Guisela Latorre specializes in modern and contemporary US Latina/o and Latin American art with a special emphasis on gender and women artists. Her first book, titled Walls of Empowerment: Chicana/o Indigenist Murals from California (University of Texas Press, 2008), explored the recurrence of indigenist motifs in Chicana/o community murals from the 1970s to the turn of the millennium. Her other publications include "Border Consciousness and Artivist Aesthetics: Richard Lou's Performance and Multimedia Artwork," in the American Studies Journal (2012); "New Approaches to Chicana/o Art: The Visual and the Political as Cognitive Process," in Image and Narrative (2010); and "Icons of Love and Devotion: Alma López's Art," in Feminist Studies (Spring Summer 2008). Latorre is currently working on a second book project on the graffiti and mural movement in Chile during the post-dictatorship era. She teaches classes on Latina/Chicana feminism, visual culture, and Latina/o art.

Dr. Judy Tzu-Chun Wu, Editor

Judy Tzu-Chun Wu is a modern US historian who specializes in Asian American studies; immigration; comparative racialization; and women's, gender, and sexuality history. Her first book, Dr. Mom Chung of the Fair-Haired Bastards: The Life of a Wartime Celebrity (University of California Press, 2005), is a biography of Margaret Jessie Chung (1889-1959), the first American-born Chinese female physician. This book uses Chung's professional, personal, and political life to explore the shifting social norms of race, gender, and sexuality from the late Victorian era to the early Cold War period in US society.

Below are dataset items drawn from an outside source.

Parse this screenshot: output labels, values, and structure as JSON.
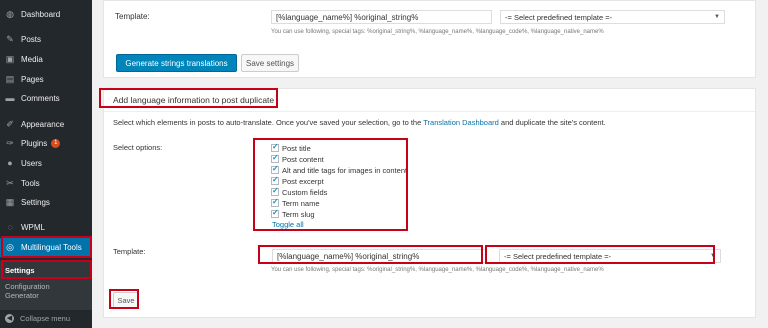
{
  "sidebar": {
    "items": [
      {
        "label": "Dashboard",
        "icon": "dashboard-icon",
        "glyph": "◍"
      },
      {
        "label": "Posts",
        "icon": "pin-icon",
        "glyph": "✎"
      },
      {
        "label": "Media",
        "icon": "media-icon",
        "glyph": "▣"
      },
      {
        "label": "Pages",
        "icon": "pages-icon",
        "glyph": "▤"
      },
      {
        "label": "Comments",
        "icon": "comment-icon",
        "glyph": "▬"
      },
      {
        "label": "Appearance",
        "icon": "brush-icon",
        "glyph": "✐"
      },
      {
        "label": "Plugins",
        "icon": "plugin-icon",
        "glyph": "✑",
        "badge": "1"
      },
      {
        "label": "Users",
        "icon": "users-icon",
        "glyph": "●"
      },
      {
        "label": "Tools",
        "icon": "wrench-icon",
        "glyph": "✂"
      },
      {
        "label": "Settings",
        "icon": "settings-icon",
        "glyph": "▦"
      },
      {
        "label": "WPML",
        "icon": "wpml-icon",
        "glyph": "◌"
      },
      {
        "label": "Multilingual Tools",
        "icon": "multilingual-tools-icon",
        "glyph": "◎"
      }
    ],
    "submenu": {
      "settings": "Settings",
      "config_generator_line1": "Configuration",
      "config_generator_line2": "Generator"
    },
    "collapse": "Collapse menu"
  },
  "top_section": {
    "template_label": "Template:",
    "template_value": "[%language_name%] %original_string%",
    "predefined_select": "-= Select predefined template =-",
    "hint": "You can use following, special tags: %original_string%, %language_name%, %language_code%, %language_native_name%",
    "generate_button": "Generate strings translations",
    "save_settings_button": "Save settings"
  },
  "duplicate_section": {
    "title": "Add language information to post duplicate",
    "description_before": "Select which elements in posts to auto-translate. Once you've saved your selection, go to the ",
    "description_link": "Translation Dashboard",
    "description_after": " and duplicate the site's content.",
    "options_label": "Select options:",
    "options": [
      {
        "label": "Post title",
        "checked": true
      },
      {
        "label": "Post content",
        "checked": true
      },
      {
        "label": "Alt and title tags for images in content",
        "checked": true
      },
      {
        "label": "Post excerpt",
        "checked": true
      },
      {
        "label": "Custom fields",
        "checked": true
      },
      {
        "label": "Term name",
        "checked": true
      },
      {
        "label": "Term slug",
        "checked": true
      }
    ],
    "toggle_all": "Toggle all",
    "template_label": "Template:",
    "template_value": "[%language_name%] %original_string%",
    "predefined_select": "-= Select predefined template =-",
    "hint": "You can use following, special tags: %original_string%, %language_name%, %language_code%, %language_native_name%",
    "save_button": "Save"
  },
  "colors": {
    "sidebar_bg": "#23282d",
    "active_menu": "#0073aa",
    "highlight": "#c9001a",
    "primary_button": "#0085ba"
  }
}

Wu's second book, titled Radicals on the Road: Internationalism, Orientalism, and Feminism during the Viet Nam Era (Cornell University Press, 2013), is part of a series on the United States and the world, edited by Mark Bradley, David Engerman, [End Page 139] and Paul Kramer. This work focuses on the international travels of American antiwar activists during the US War in Viet Nam and how these encounters with Asian culture, politics, and people shaped the radical imaginary of US activists of varying racial, gender, and sexual identifications. Wu is starting a new book project, a political biography of Patsy Takemoto Mink (1927-2002), the first woman of color congressional representative and the coauthor of Title ix. This work seeks to examine Mink's political career for insight into the changing nature of American citizenship and the evolution of political liberalism during the second half of the twentieth century.

Emily Arendt, Editorial Assistant

Emily Arendt is a PhD candidate in the Department of History at The Ohio State University. Her dissertation, tentatively titled "Affairs of State, Affairs of Home: Paternalism in Empire, Republic, and Family," looks at the relationship between political and family governance from roughly the American Revolution through the American Civil War. Emily is examining underutilized print sources, such as almanacs, to interrogate nonelite ideas relating to control and authority. She has studied at the University of Wyoming, receiving a BA and an MA in history, with a graduate minor in women's studies. In Wyoming Emily served as editorial assistant for the peer-reviewed history journal Annals of Wyoming.

Ally Day, Editorial Assistant

Ally Day is PhD candidate in the Department of Women's, Gender, and Sexuality Studies with a Graduate Interdisciplinary Specialization in Disability Studies. Working at the intersections of disability theory, autobiographical theory, black feminist thought, and social contract theory, Ally is analyzing the narratives of women living with HIV and AIDS. She has a forthcoming article in a/b: Journal of Autobiography, entitled "Embodied Triumph and Political Mobilization: Reading Marvelyn Brown's The Naked Truth: Young, Beautiful and (HIV) Positive." She has also published scholarly work on representations of women with mental illness; her most recent article, "Toward a Feminist Reading of the Disability Memoir: The Critical Necessity for Intertextuality in Marya Hornbacher's Wasted and Madness," appeared in Disability Studies Quarterly (2011). Ally completed a MA degree in gender and cultural studies at Simmons College in Boston, with an MA thesis that constructed a geneology of black women's narratives of cancer and HIV and their relationship to the field of queer theory. Ally has a...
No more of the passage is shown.